Pension Benefit Guaranty Corporation

Will Your Pension Be There When You Retire?

This couple is grateful to find out their pension is covered by PBGC. Photo: Caiaimage/Trevor Adeline/Getty Images

Definition: The Pension Benefit Guaranty Corporation (PBGC) is a government entity pays pension benefits if the company cannot. It only covers defined benefit plans. Congress created it with the Employee Retirement Income Security Act  of 1974 (ERISA).

The PBGC is primarily financed with premiums made by the companies whose pensions it guarantees. It also makes some money from pension funds it takes over from bankrupt companies.


What It Does

PBGC guarantees the pension incomes for 44.1 million workers in over 30,000 pension plans. If the companies that have offered these plans can no longer afford to provide them, PBGC steps in. That could happen if your company goes bankrupt, even after you retire. It may not provide enough funds for the pension. Worst of all, the pension fund itself could be mismanaged. 

How It Works

PBGC doesn't cover a plan until it's been trusteed over. That means the company has terminated the plan and PBGC has agreed to become the trustee. That can only happen if a bankruptcy court determines the company cannot continue to operate if it keeps its pension liability. Sometimes PBGC will decide to take over a plan that's underfunded. A company's plan administrator should provide that information each year to every employee. Once PBGC has become the trustee, the employee cannot earn additional benefits.


PBGC Benefits

PBGC only guarantees basic pension benefits. In addition to retirement-age pension benefits, they include early retirement benefits, disability benefits, and annuity benefits for survivors.

The benefits depend on your particular plan, legal limits, your age, and plan assets. PBGC does not guarantee health benefits, severance pay, vacation pay, some life insurance death benefits and other non-pension benefits.

There are no cost-of-living adjustments (COLAs). (Source: "PBGC Faqs," PBGC.)

How It Affects the U.S. Economy

Many experts believe that an unknown number of companies will not be financially capable of funding their pension plans. If too many companies apply for protection from PBGC, it too will not be able to pay the pensions. This will leave millions of retired workers without an income, dependent on Social Security and possibly forced to continue working...if they can.

In 2006, President Bush signed the Pension Protection Act of 2006, which requires companies to more fully fund their plans. They had seven years to become 100% funded. They could take increased tax deductions for the contributions.
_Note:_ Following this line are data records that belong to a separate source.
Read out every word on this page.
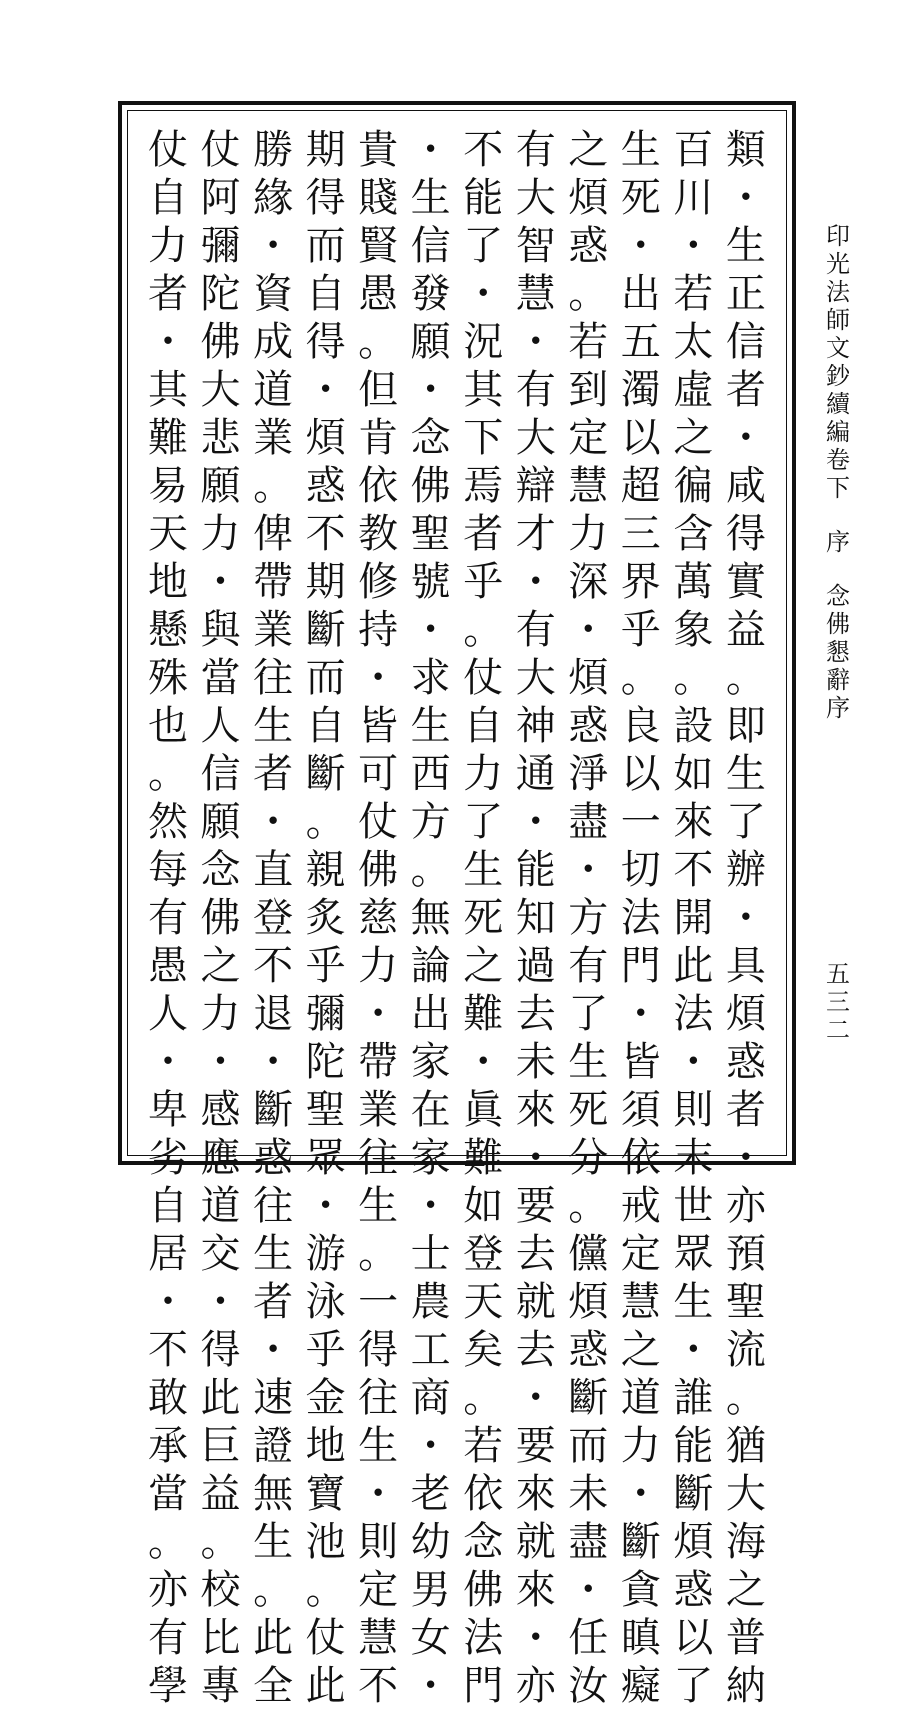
印
光
法
師
文
鈔
續
編
卷
下
序
念
佛
懇
辭
序
五
三
二
類
・
生
正
信
者
・
咸
得
實
益
。
即
生
了
辦
・
具
煩
惑
者
・
亦
預
聖
流
。
猶
大
海
之
普
納
百
川
・
若
太
虛
之
徧
含
萬
象
。
設
如
來
不
開
此
法
・
則
末
世
眾
生
・
誰
能
斷
煩
惑
以
了
生
死
・
出
五
濁
以
超
三
界
乎
。
良
以
一
切
法
門
・
皆
須
依
戒
定
慧
之
道
力
・
斷
貪
瞋
癡
之
煩
惑
。
若
到
定
慧
力
深
・
煩
惑
淨
盡
・
方
有
了
生
死
分
。
儻
煩
惑
斷
而
未
盡
・
任
汝
有
大
智
慧
・
有
大
辯
才
・
有
大
神
通
・
能
知
過
去
未
來
・
要
去
就
去
・
要
來
就
來
・
亦
不
能
了
・
況
其
下
焉
者
乎
。
仗
自
力
了
生
死
之
難
・
眞
難
如
登
天
矣
。
若
依
念
佛
法
門
・
生
信
發
願
・
念
佛
聖
號
・
求
生
西
方
。
無
論
出
家
在
家
・
士
農
工
商
・
老
幼
男
女
・
貴
賤
賢
愚
。
但
肯
依
教
修
持
・
皆
可
仗
佛
慈
力
・
帶
業
往
生
。
一
得
往
生
・
則
定
慧
不
期
得
而
自
得
・
煩
惑
不
期
斷
而
自
斷
。
親
炙
乎
彌
陀
聖
眾
・
游
泳
乎
金
地
寶
池
。
仗
此
勝
緣
・
資
成
道
業
。
俾
帶
業
往
生
者
・
直
登
不
退
・
斷
惑
往
生
者
・
速
證
無
生
。
此
全
仗
阿
彌
陀
佛
大
悲
願
力
・
與
當
人
信
願
念
佛
之
力
・
感
應
道
交
・
得
此
巨
益
。
校
比
專
仗
自
力
者
・
其
難
易
天
地
懸
殊
也
。
然
每
有
愚
人
・
卑
劣
自
居
・
不
敢
承
當
。
亦
有
學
Plans that weren't at least 80% funded could not provide additional benefits. 

Companies that trusteed their plans to PBGC and then emerged from bankruptcy had to pay a penalty. That was $1,250 per participant for three years. 

The Pension Protection Act also allowed businesses to automatically enroll employees in their 401(k) plans. Without it, workers were more likely to spend the money instead of saving for retirement. (Source: "Pension Protection Act," UnionPlus Retirement Planning Center.)

U.S. Pension Crisis

PBGC currently only provides benefits for 683,000 retirees. It couldn't afford to pay for two or three times as many retirees. It could not provide for the 44 million retirees it guarantees. Therefore, PBGC is just a stop-gap measure. It's not set up to address a large-scale pension crisis.

Although many pensions are better funded, many more are not. As a result, some are cutting benefits.  That's due to a 2014 law that allowed multi-employer funds to cut benefits it they didn't have the funds. The Central States Pension Fund applied to the U.S. Treasury to cut benefits for 250,000 truckers and their families. Treasury denied the cuts. As a result, the Fund says it will go bankrupt in 2025 (Source: "One of the Nation's Largest Pension Funds Could Soon Cut Benefits," Washington Post, April 20, 2016.)

The PBGC would have to pick up the benefits. But it can't afford to pay full benefits. In fact, the PBGC multi-employer fund will run out by 2025. That's because the premiums paid by employers aren't enough to cover projected payouts. (Source: "Who Will Save Central States?" Politico, June 15, 2016. "Five Year Report," PBGC, June 2016.)

Are You Protected by PBGC?

Find out if you have a pension plan, also known as a defined benefit plan. Most new workers today don't have one, because their companies now offer 401(k)s instead. 

If you haven't received one, ask your plan administrator for a copy of the Summary Plan Description. That will tell you if you are covered by PBGC. Also ask if the pension is at least 80% funded.